Nancy Kane, a professor at the Harvard T.H. Chan School of Public Health, said Friday that it would be “crazy” for regulators to permit a union of Partners and Harvard Pilgrim.
“I’m guessing there’s no way it would be approved,” Kane said. “It would put a major insurer under the control of the most expensive health care system in the state. I think it would make insurance more expensive and potentially less competitive.”
Hospitals, physician groups, insurers, and other health care companies across the country have been forging deals as they pursue new strategies to grow and manage costs. In some cases, these deals involve companies trying to gain a foothold in different sectors of the vast health care market. CVS Health, for example, is acquiring the insurance company Aetna.
In Massachusetts, Beth Israel Deaconess Medical Center and Lahey Health have been planning a big hospital merger to more aggressively compete with Partners. Critics worry the deal would raise costs for consumers and could widen disparities. But the merger appears on track to receive final approvals from regulators, though with conditions.
Partners’ past deals have been highly scrutinized. The nonprofit health system tried to acquire community hospitals in Weymouth, Medford, and Melrose, but it abandoned those deals in 2015 over concerns that the transactions would raise costs and limit competition — and the threat of a legal challenge from the attorney general.
After that experience, Partners executives acknowledged their options to expand in Massachusetts were limited, and they focused more on deals outside the state.
Partners is the parent organization of a dozen hospitals, including the large academic medical centers Massachusetts General and Brigham and Women’s. Partners already owns one insurance company, Neighborhood Health Plan.
Wellesley-based Harvard Pilgrim, with 1.2 million members, is the state’s second-largest commercial insurer, behind Blue Cross Blue Shield of Massachusetts.
Top executives from Harvard Pilgrim and Partners spent several months discussing different options, including the potential acquisition of Harvard Pilgrim by Partners.
Harvard Pilgrim’s former chief executive, Eric Schultz, left the company unexpectedly in June after engaging in behavior “inconsistent” with company values. (The company did not detail his inappropriate behavior). Carson, who held another role at the company, was promoted to CEO.
Torchiana said that leadership change did not lead to the pause in merger negotiations. “I think the complexity of it was really what gradually crept up on us,” he said.
WBUR first reported the stalled merger talks, citing unnamed sources.

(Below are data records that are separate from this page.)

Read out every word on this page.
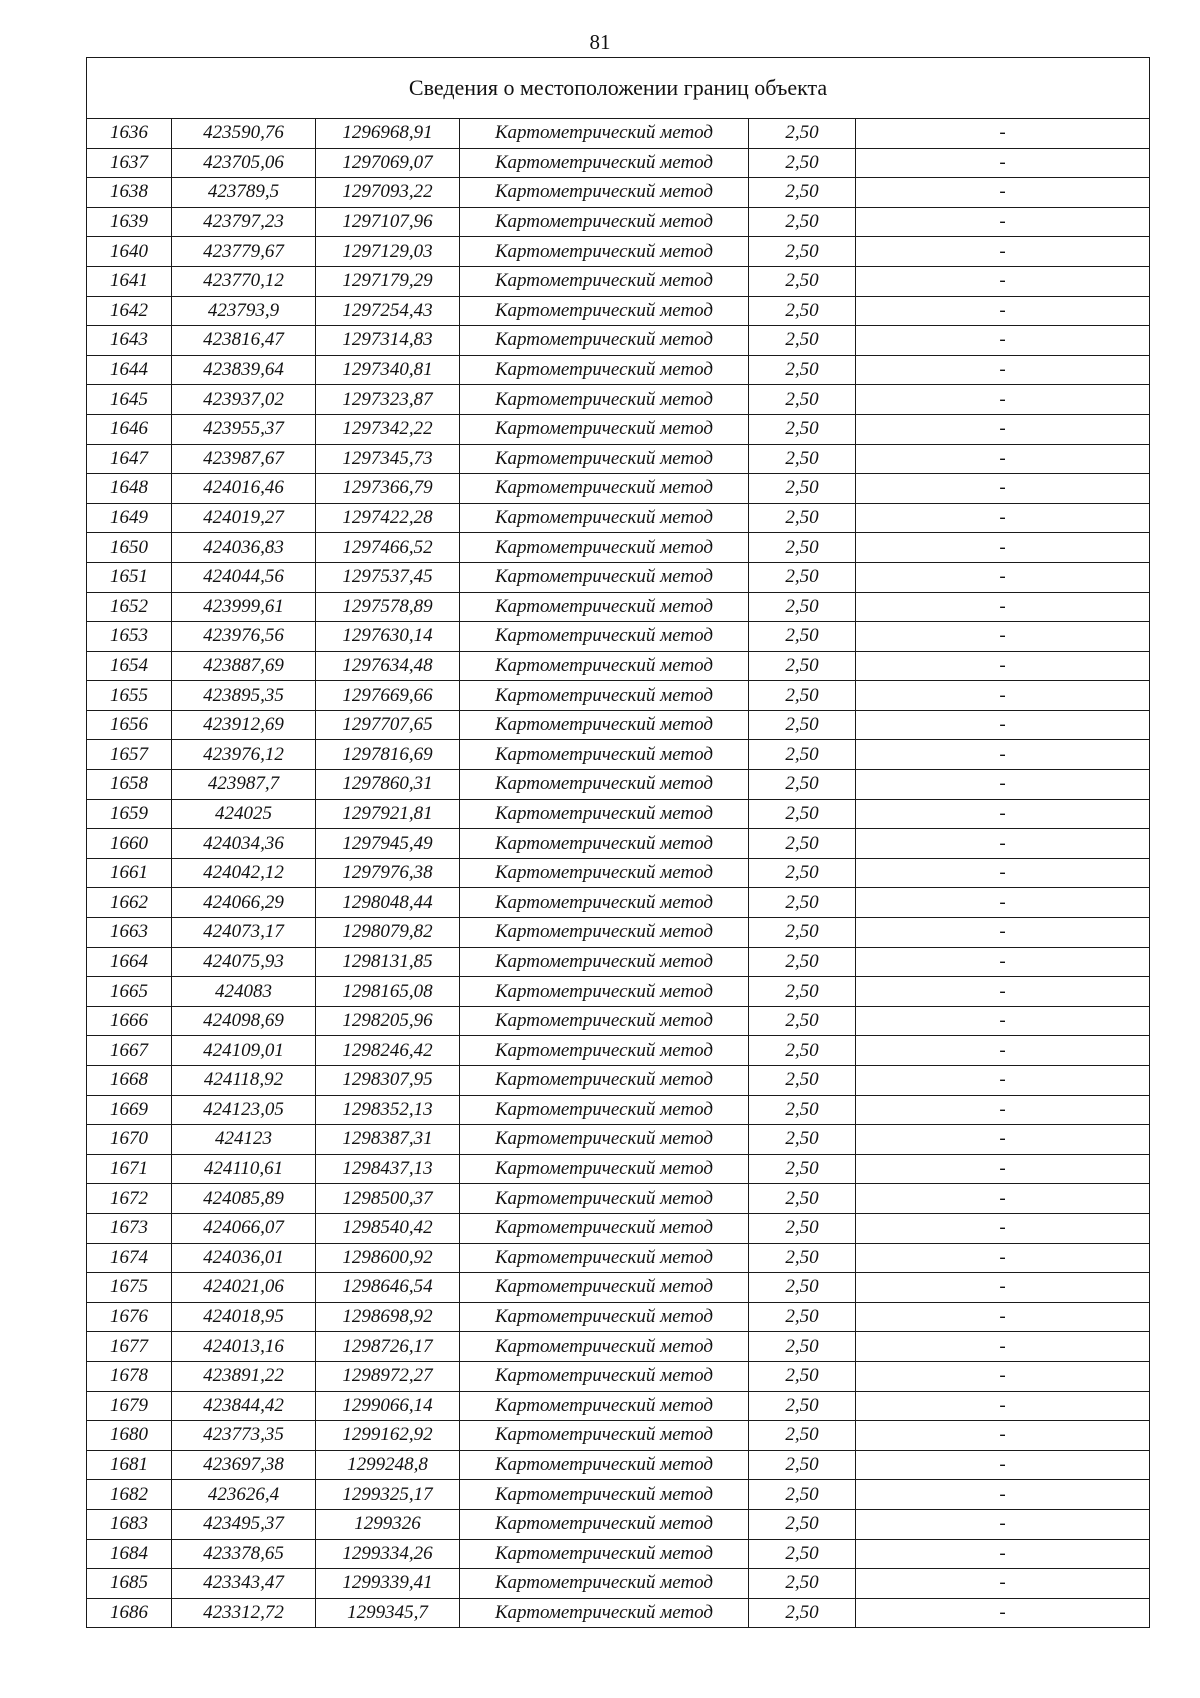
81
Сведения о местоположении границ объекта					
1636	423590,76	1296968,91	Картометрический метод	2,50	-
1637	423705,06	1297069,07	Картометрический метод	2,50	-
1638	423789,5	1297093,22	Картометрический метод	2,50	-
1639	423797,23	1297107,96	Картометрический метод	2,50	-
1640	423779,67	1297129,03	Картометрический метод	2,50	-
1641	423770,12	1297179,29	Картометрический метод	2,50	-
1642	423793,9	1297254,43	Картометрический метод	2,50	-
1643	423816,47	1297314,83	Картометрический метод	2,50	-
1644	423839,64	1297340,81	Картометрический метод	2,50	-
1645	423937,02	1297323,87	Картометрический метод	2,50	-
1646	423955,37	1297342,22	Картометрический метод	2,50	-
1647	423987,67	1297345,73	Картометрический метод	2,50	-
1648	424016,46	1297366,79	Картометрический метод	2,50	-
1649	424019,27	1297422,28	Картометрический метод	2,50	-
1650	424036,83	1297466,52	Картометрический метод	2,50	-
1651	424044,56	1297537,45	Картометрический метод	2,50	-
1652	423999,61	1297578,89	Картометрический метод	2,50	-
1653	423976,56	1297630,14	Картометрический метод	2,50	-
1654	423887,69	1297634,48	Картометрический метод	2,50	-
1655	423895,35	1297669,66	Картометрический метод	2,50	-
1656	423912,69	1297707,65	Картометрический метод	2,50	-
1657	423976,12	1297816,69	Картометрический метод	2,50	-
1658	423987,7	1297860,31	Картометрический метод	2,50	-
1659	424025	1297921,81	Картометрический метод	2,50	-
1660	424034,36	1297945,49	Картометрический метод	2,50	-
1661	424042,12	1297976,38	Картометрический метод	2,50	-
1662	424066,29	1298048,44	Картометрический метод	2,50	-
1663	424073,17	1298079,82	Картометрический метод	2,50	-
1664	424075,93	1298131,85	Картометрический метод	2,50	-
1665	424083	1298165,08	Картометрический метод	2,50	-
1666	424098,69	1298205,96	Картометрический метод	2,50	-
1667	424109,01	1298246,42	Картометрический метод	2,50	-
1668	424118,92	1298307,95	Картометрический метод	2,50	-
1669	424123,05	1298352,13	Картометрический метод	2,50	-
1670	424123	1298387,31	Картометрический метод	2,50	-
1671	424110,61	1298437,13	Картометрический метод	2,50	-
1672	424085,89	1298500,37	Картометрический метод	2,50	-
1673	424066,07	1298540,42	Картометрический метод	2,50	-
1674	424036,01	1298600,92	Картометрический метод	2,50	-
1675	424021,06	1298646,54	Картометрический метод	2,50	-
1676	424018,95	1298698,92	Картометрический метод	2,50	-
1677	424013,16	1298726,17	Картометрический метод	2,50	-
1678	423891,22	1298972,27	Картометрический метод	2,50	-
1679	423844,42	1299066,14	Картометрический метод	2,50	-
1680	423773,35	1299162,92	Картометрический метод	2,50	-
1681	423697,38	1299248,8	Картометрический метод	2,50	-
1682	423626,4	1299325,17	Картометрический метод	2,50	-
1683	423495,37	1299326	Картометрический метод	2,50	-
1684	423378,65	1299334,26	Картометрический метод	2,50	-
1685	423343,47	1299339,41	Картометрический метод	2,50	-
1686	423312,72	1299345,7	Картометрический метод	2,50	-
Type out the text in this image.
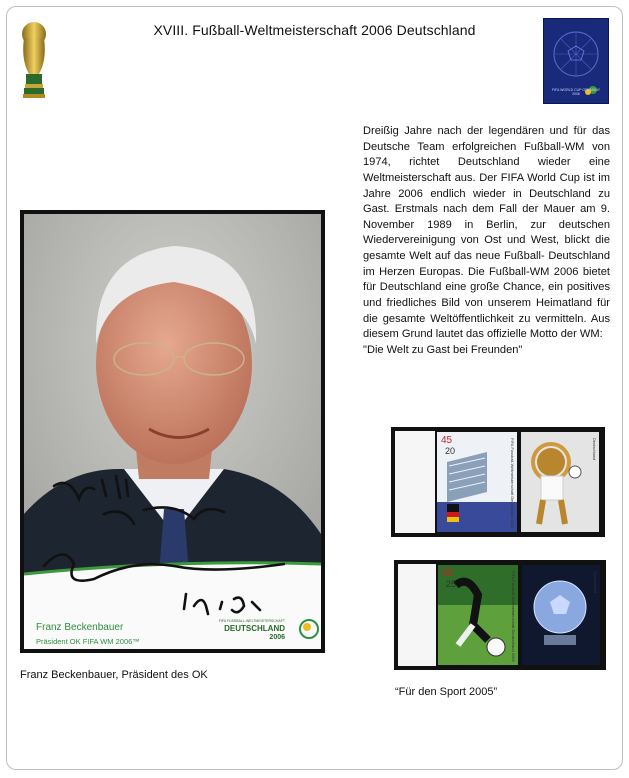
XVIII. Fußball-Weltmeisterschaft 2006 Deutschland
FIFA WORLD CUP GERMANY 2006

Dreißig Jahre nach der legendären und für das Deutsche Team erfolgreichen Fußball-WM von 1974, richtet Deutschland wieder eine Weltmeisterschaft aus. Der FIFA World Cup ist im Jahre 2006 endlich wieder in Deutschland zu Gast. Erstmals nach dem Fall der Mauer am 9. November 1989 in Berlin, zur deutschen Wiedervereinigung von Ost und West, blickt die gesamte Welt auf das neue Fußball- Deutschland im Herzen Europas. Die Fußball-WM 2006 bietet für Deutschland eine große Chance, ein positives und friedliches Bild von unserem Heimatland für die gesamte Weltöffentlichkeit zu vermitteln. Aus diesem Grund lautet das offizielle Motto der WM:

"Die Welt zu Gast bei Freunden"

Franz Beckenbauer
Präsident OK FIFA WM 2006™
FIFA FUSSBALL-WELTMEISTERSCHAFT
DEUTSCHLAND
2006
Franz Beckenbauer, Präsident des OK
45
20	FIFA Fussball-Weltmeisterschaft Deutschland 2006	Deutschland
55
25	FIFA Fussball-Weltmeisterschaft Deutschland 2006	Deutschland
“Für den Sport 2005”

Neighborhood Health Plan, which has been part of Partners since 2012, primarily used to serve low-income individuals on Medicaid. But after suffering huge financial losses, it changed strategies. Low-income individuals now represent a fraction of its business, and Neighborhood is working aggressively to sell insurance plans in the more lucrative commercial insurance market.

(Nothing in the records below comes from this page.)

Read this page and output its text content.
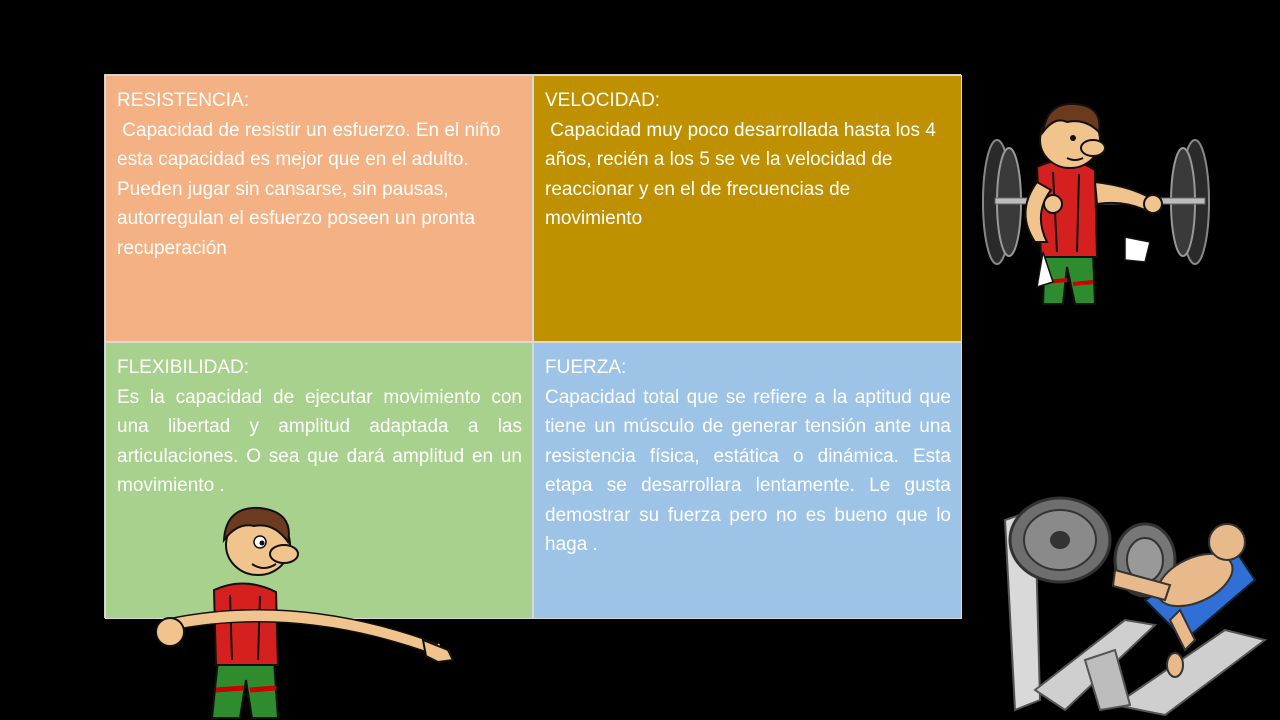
RESISTENCIA:
Capacidad de resistir un esfuerzo. En el niño esta capacidad es mejor que en el adulto. Pueden jugar sin cansarse, sin pausas, autorregulan el esfuerzo poseen un pronta recuperación
VELOCIDAD:
Capacidad muy poco desarrollada hasta los 4 años, recién a los 5 se ve la velocidad de reaccionar y en el de frecuencias de movimiento
FLEXIBILIDAD:
Es la capacidad de ejecutar movimiento con una libertad y amplitud adaptada a las articulaciones. O sea que dará amplitud en un movimiento .
FUERZA:
Capacidad total que se refiere a la aptitud que tiene un músculo de generar tensión ante una resistencia física, estática o dinámica. Esta etapa se desarrollara lentamente. Le gusta demostrar su fuerza pero no es bueno que lo haga .
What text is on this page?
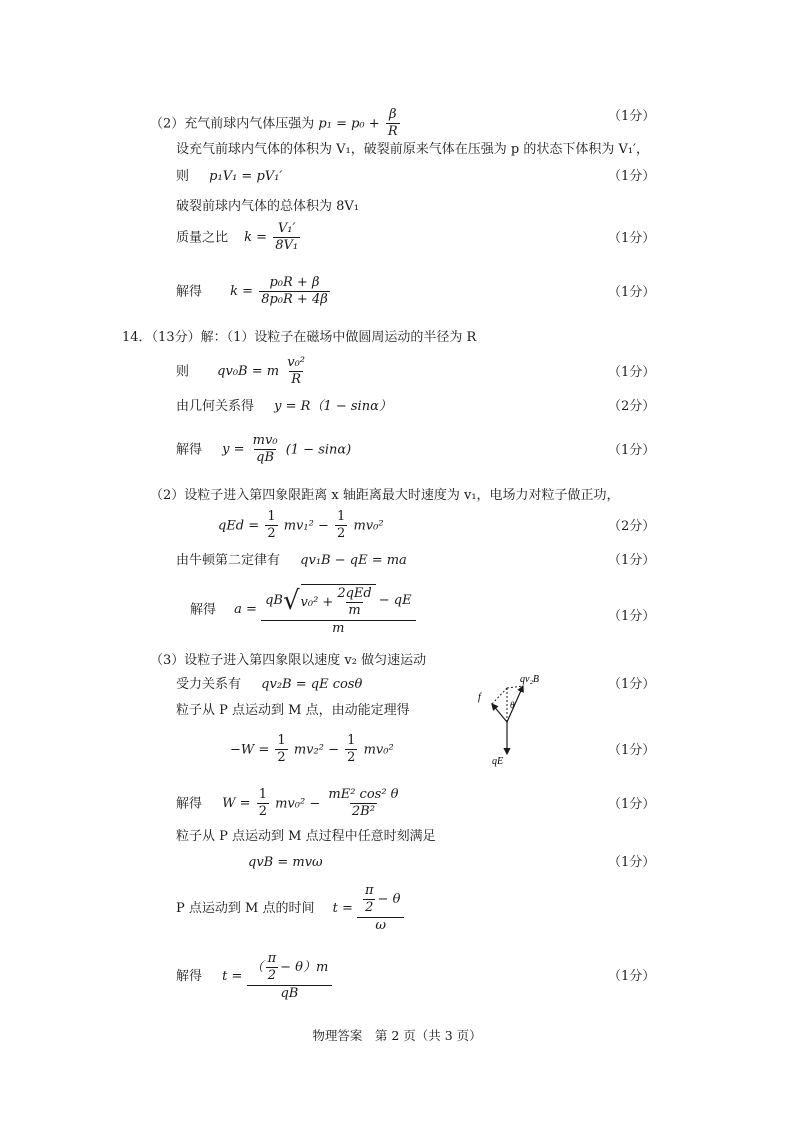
（2）充气前球内气体压强为 $p_1 = p_0 + \frac{\beta}{R}$	（1分）
设充气前球内气体的体积为 V₁，破裂前原来气体在压强为 p 的状态下体积为 V₁′，
则 p₁V₁ = pV₁′	（1分）
破裂前球内气体的总体积为 8V₁
质量之比 $k = \frac{\text{V₁′}}{\text{8V₁}}$	（1分）
解得 $k = \frac{\text{p₀R + β}}{\text{8p₀R + 4β}}$	（1分）
14．（13分）解：（1）设粒子在磁场中做圆周运动的半径为 R
则 qv₀B = m $\frac{\text{v₀²}}{R}$	（1分）
由几何关系得 y = R（1 − sinα）	（2分）
解得 $y = \frac{\text{mv₀}}{qB} (1 - \sin\alpha)$	（1分）
（2）设粒子进入第四象限距离 x 轴距离最大时速度为 v₁，电场力对粒子做正功，
qEd = $\frac{1}{2} mv_1^2 - \frac{1}{2} mv_0^2$	（2分）
由牛顿第二定律有 qv₁B − qE = ma	（1分）
解得 a =
qB √ $v_0^2 + \frac{\text{2qEd}}{m}$ − qE
m
（1分）
（3）设粒子进入第四象限以速度 v₂ 做匀速运动
受力关系有 qv₂B = qE cosθ	（1分）
粒子从 P 点运动到 M 点，由动能定理得
f
qv₂B
θ
qE
$-W = \frac{1}{2} mv_2^2 - \frac{1}{2} mv_0^2$	（1分）
解得 $W = \frac{1}{2} mv_0^2 - \frac{\text{mE² cos² θ}}{\text{2B²}}$	（1分）
粒子从 P 点运动到 M 点过程中任意时刻满足
qvB = mvω	（1分）
P 点运动到 M 点的时间 $t = \frac{\frac{\pi}{2} - \theta}{\omega}$
解得 $t = \frac{( \frac{\pi}{2} - \theta)m}{qB}$	（1分）
物理答案　第 2 页（共 3 页）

Neighborhood is also preparing for big changes: It will get as many as 100,000 new members in January, when Partners puts Neighborhood in charge of administering health benefits for Partners employees and their families. The insurer is also rebranding as AllWays Health Partners.
Dr. Paul Hattis, a professor at Tufts University School of Medicine, said it’s simpler for Partners to try to grow its existing insurance business rather than trying to acquire another, much larger insurer.

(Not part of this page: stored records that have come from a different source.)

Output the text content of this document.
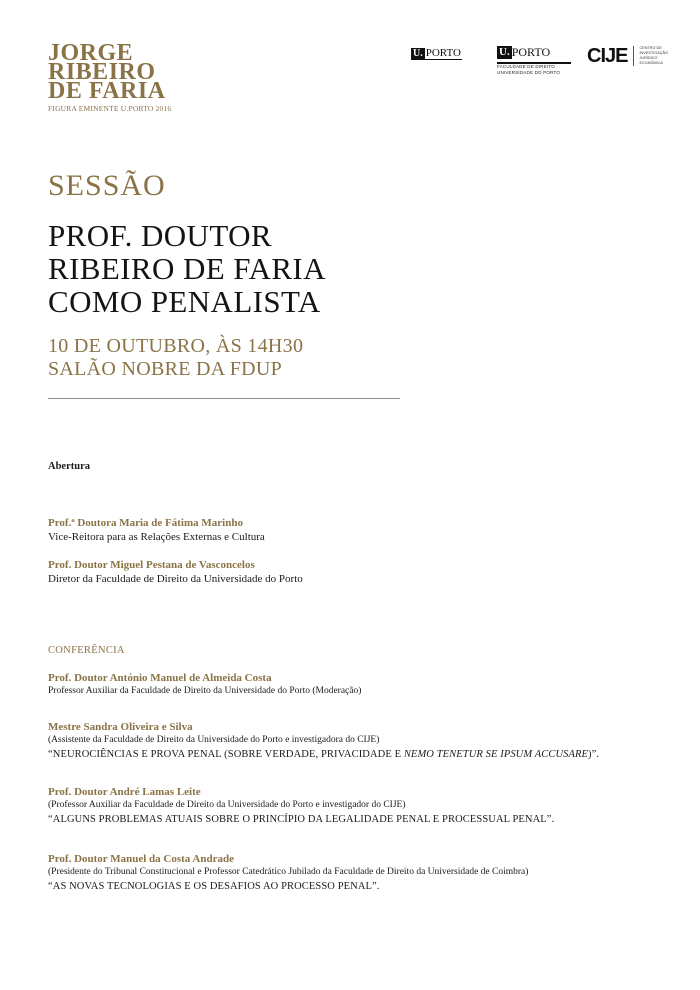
JORGE
RIBEIRO
DE FARIA
FIGURA EMINENTE U.PORTO 2016
U. PORTO	U. PORTO
FACULDADE DE DIREITO
UNIVERSIDADE DO PORTO
CIJE	CENTRO DE INVESTIGAÇÃO JURÍDICO ECONÓMICA
SESSÃO
PROF. DOUTOR
RIBEIRO DE FARIA
COMO PENALISTA
10 DE OUTUBRO, ÀS 14H30
SALÃO NOBRE DA FDUP
Abertura
Prof.ª Doutora Maria de Fátima Marinho
Vice-Reitora para as Relações Externas e Cultura
Prof. Doutor Miguel Pestana de Vasconcelos
Diretor da Faculdade de Direito da Universidade do Porto
CONFERÊNCIA
Prof. Doutor António Manuel de Almeida Costa
Professor Auxiliar da Faculdade de Direito da Universidade do Porto (Moderação)
Mestre Sandra Oliveira e Silva
(Assistente da Faculdade de Direito da Universidade do Porto e investigadora do CIJE)
“NEUROCIÊNCIAS E PROVA PENAL (SOBRE VERDADE, PRIVACIDADE E NEMO TENETUR SE IPSUM ACCUSARE)”.
Prof. Doutor André Lamas Leite
(Professor Auxiliar da Faculdade de Direito da Universidade do Porto e investigador do CIJE)
“ALGUNS PROBLEMAS ATUAIS SOBRE O PRINCÍPIO DA LEGALIDADE PENAL E PROCESSUAL PENAL”.
Prof. Doutor Manuel da Costa Andrade
(Presidente do Tribunal Constitucional e Professor Catedrático Jubilado da Faculdade de Direito da Universidade de Coimbra)
“AS NOVAS TECNOLOGIAS E OS DESAFIOS AO PROCESSO PENAL”.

“Maybe their strategy is: ‘Let’s rename Neighborhood to AllWays . . . let’s try to grow it, let’s see where that takes us,’ ” Hattis said.
Earlier this year, Partners took over the specialty hospital Massachusetts Eye and Ear, where it had a longstanding clinical affiliation.
Partners is also working to acquire Care New England Health System of Providence, in what would be its largest out-of-state deal. That transaction still needs approval from regulators. But Partners’ talks with Lifespan, another major health care provider in Rhode Island, have been called off.